## Get Training Data
Step 3 is to get the question/answer data to train the model on. We'll use ChatGPT for this.

## Environment Setup
This step uses the following libraries:
|Library|License|
|-|-|
| [python-dotenv](https://github.com/theskumar/python-dotenv) | BSD-3-Clause |
| [pydantic](https://github.com/pydantic/pydantic) | MIT |
| [OpenAI](https://github.com/openai/openai-python) | Apache 2.0 |

In [1]:
import os, json
from pathlib import Path

from openai import OpenAI
from dotenv import load_dotenv
from pydantic import BaseModel

In [12]:
load_dotenv()
OAI_KEY = os.environ["PAT_API_KEY"]

In [6]:
CHUNKED_JSONL = Path("FM5_0/QuantFactory/Llama-3.2-1B-GGUF/data/chunked/chunked.jsonl")
N_PASSAGES    = 30
OPENAI_MODEL  = "gpt-4o-mini"

In [7]:
passages = []
with CHUNKED_JSONL.open() as f:
    for line in f:
        passages.append(json.loads(line)["text"])

Using OpenAI's structured API, we can leverage Pydantic classes to make sure our response adheres to a format. This is a simple question/answer format.

In [8]:
class QA(BaseModel):
    question: str
    answer: str

Now log in and set the basic settings.

In [13]:
client = OpenAI(api_key=OAI_KEY)

In [14]:
TEMPERATURE   = 0.4
PROMPT        = ("Read the passage and emit exactly ONE question/answer pair with source information: "
                 "question – a factual question (5‑25 words). "
                 "answer – verbatim answer text from the passage (≤ 50 words).")
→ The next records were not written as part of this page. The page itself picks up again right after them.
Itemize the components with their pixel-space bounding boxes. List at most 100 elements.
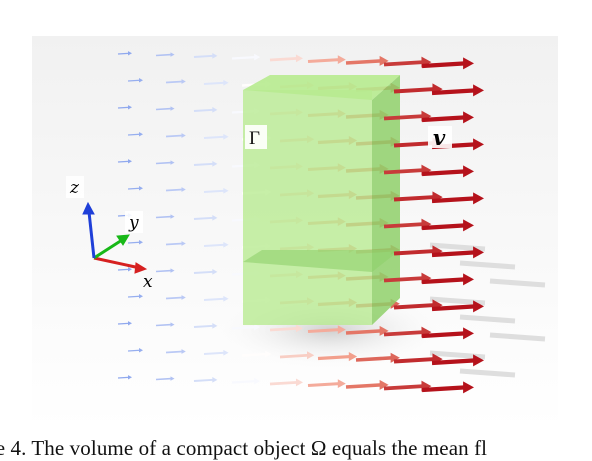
flow-arrowhead (212, 323, 218, 329)
flow-arrowhead (473, 84, 484, 97)
flow-arrow (155, 377, 172, 381)
flow-arrowhead (181, 349, 186, 354)
axis-y-arrow (93, 238, 123, 260)
flow-arrowhead (295, 324, 303, 333)
flow-arrow (155, 269, 172, 273)
flow-arrow (155, 107, 172, 111)
flow-arrowhead (139, 348, 144, 353)
flow-arrowhead (463, 111, 474, 124)
flow-arrowhead (181, 241, 186, 246)
box-bottom-face (243, 250, 400, 272)
flow-arrowhead (139, 132, 144, 137)
flow-arrowhead (337, 379, 346, 389)
axis-y-arrowhead (116, 234, 130, 246)
axis-z-arrow (87, 211, 96, 259)
flow-arrow (383, 114, 424, 121)
flow-arrow (421, 223, 466, 231)
flow-arrow (127, 241, 140, 244)
flow-arrowhead (128, 375, 132, 380)
axis-y-label: y (128, 213, 139, 233)
flow-arrowhead (128, 105, 132, 110)
flow-arrow (421, 61, 466, 69)
flow-arrowhead (170, 268, 175, 273)
flow-arrow (421, 385, 466, 393)
arrow-shadow (489, 278, 546, 288)
flow-arrow (383, 384, 424, 391)
flow-arrow (393, 195, 435, 202)
flow-arrow (155, 161, 172, 165)
flow-arrowhead (212, 215, 218, 221)
flow-arrowhead (473, 192, 484, 205)
axis-x-label: x (143, 272, 153, 292)
flow-arrowhead (212, 377, 218, 383)
flow-arrowhead (170, 376, 175, 381)
flow-arrowhead (223, 241, 229, 248)
flow-arrow (231, 55, 256, 60)
flow-arrow (383, 330, 424, 337)
arrow-shadow (489, 332, 546, 342)
flow-arrow (317, 354, 351, 361)
flow-arrowhead (295, 54, 303, 63)
flow-arrow (203, 81, 225, 86)
flow-arrowhead (212, 161, 218, 167)
flow-arrow (345, 329, 382, 335)
flow-arrow (431, 304, 476, 312)
flow-arrowhead (473, 138, 484, 151)
flow-arrow (269, 327, 298, 332)
flow-arrow (421, 169, 466, 177)
flow-arrow (393, 249, 435, 256)
flow-arrow (117, 322, 129, 325)
flow-arrow (193, 270, 214, 274)
flow-arrow (393, 303, 435, 310)
flow-arrow (193, 324, 214, 328)
flow-arrowhead (170, 106, 175, 111)
flow-arrow (155, 323, 172, 327)
flow-arrow (127, 187, 140, 190)
flow-arrow (231, 325, 256, 330)
flow-arrowhead (212, 269, 218, 275)
flow-arrow (393, 141, 435, 148)
flow-arrow (127, 349, 140, 352)
flow-arrowhead (128, 321, 132, 326)
flow-arrow (193, 54, 214, 58)
flow-arrowhead (170, 52, 175, 57)
flow-arrow (165, 296, 183, 300)
flow-arrow (203, 351, 225, 356)
arrow-shadow (459, 260, 516, 270)
flow-arrow (383, 60, 424, 67)
flow-arrow (393, 87, 435, 94)
axis-z-label: z (69, 178, 80, 198)
flow-arrowhead (265, 350, 272, 358)
flow-arrowhead (223, 79, 229, 86)
axis-x-arrowhead (134, 262, 148, 274)
flow-arrowhead (170, 160, 175, 165)
flow-arrow (279, 353, 309, 359)
flow-arrowhead (473, 246, 484, 259)
flow-arrow (127, 295, 140, 298)
flow-arrow (165, 188, 183, 192)
flow-arrowhead (379, 325, 389, 336)
flow-arrowhead (463, 219, 474, 232)
flow-arrowhead (337, 55, 346, 65)
flow-arrowhead (181, 187, 186, 192)
flow-arrowhead (212, 53, 218, 59)
flow-arrowhead (306, 351, 315, 360)
figure-render: z y x Γ v (32, 36, 558, 428)
flow-arrowhead (170, 322, 175, 327)
flow-arrowhead (463, 327, 474, 340)
figure-caption: ure 4. The volume of a compact object Ω … (0, 436, 488, 460)
flow-arrow (421, 331, 466, 339)
flow-arrow (203, 243, 225, 248)
flow-arrow (203, 189, 225, 194)
flow-arrowhead (223, 295, 229, 302)
flow-arrow (165, 242, 183, 246)
flow-arrowhead (128, 159, 132, 164)
flow-arrowhead (128, 51, 132, 56)
flow-arrowhead (181, 79, 186, 84)
flow-arrowhead (463, 57, 474, 70)
flow-arrowhead (254, 377, 261, 385)
flow-arrow (431, 196, 476, 204)
flow-arrowhead (139, 294, 144, 299)
flow-arrow (421, 115, 466, 123)
flow-arrow (431, 88, 476, 96)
And get a response to see if it's right.

In [15]:
resp = client.responses.parse(
                model=OPENAI_MODEL,
                input = [
                    {
                        "role": "system",
                        "content": PROMPT
                    },
                    {
                        "role": "user",
                        "content": passages[0]
                    }
                ],
                text_format=QA
)


In [16]:
print(resp.output_parsed)

question='What is FM 5-0?' answer="FM 5-0, Planning and Orders Production, is the Army's comprehensive reference manual for planning."